When a consumer returns a purchase, the service automatically decides where the item should be shipped for consolidation. Once the package is received by FedEx, the retailer is notified. The item is held for up to three days so the retailer gets one box with multiple returns.
FedEx will use its FedEx deferred ground service, which delivers in three to five days, to keep the cost down. Pricing for direct marketers would be an implementation fee plus a flat per-piece transaction fee.
Analysts called the system a good development for FedEx because it lets the company lower its handling costs while moving the same number of packages. However, Satish Jindel, a transportation consultant at SJ Consulting Group in Pittsburgh, cautioned that catalogers must use the service intelligently for it to pay off.

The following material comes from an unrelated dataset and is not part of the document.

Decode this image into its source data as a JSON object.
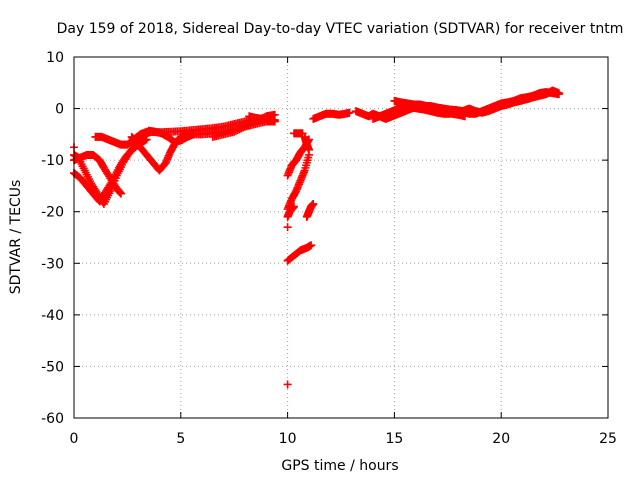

"It may be more important for a cataloger to get their returned merchandise back sooner, rather than from week to week, especially if they are planning to resell that merchandise," he said. "Therefore, catalogers should make sure they plan ahead and use the system appropriately."
Meanwhile, FedEx awaits the next steps in two lawsuits it is involved in.
The FedEx Express unit expects the U.S. Court of Appeals for the 9th Circuit to rule on an appeal of a class-action judgment in 12 to 18 months. The class-action lawsuit was filed in U.S. District Court in San Diego against FedEx Express, alleging that customers who had late deliveries during the 1997 Teamsters strike at United Parcel Service Inc. were entitled to a full refund of shipping charges under a money-back guarantee, regardless of whether they gave timely notice of their claim.
At the hearing on the plaintiffs' motion for summary judgment, the court ruled against FedEx Express and ordered a judgment totaling about $68 million, including interest and fees for the plaintiffs' attorney. FedEx has denied any liability for this claim.
Separately, an Illinois state court granted preliminary approval to a settlement of an Illinois fuel surcharge class-action lawsuit against the company.
The lawsuit alleges that FedEx Express imposed a fuel surcharge counter to the terms and conditions of its contracts with customers. Under the proposed settlement, the company would issue coupons to qualifying class members toward the purchase of future FedEx Express shipping services. The coupons would be subject to terms and conditions and would be redeemable for one year after they are issued.
A hearing to consider any objections and to approve the settlement is expected by the end of December, the filing said.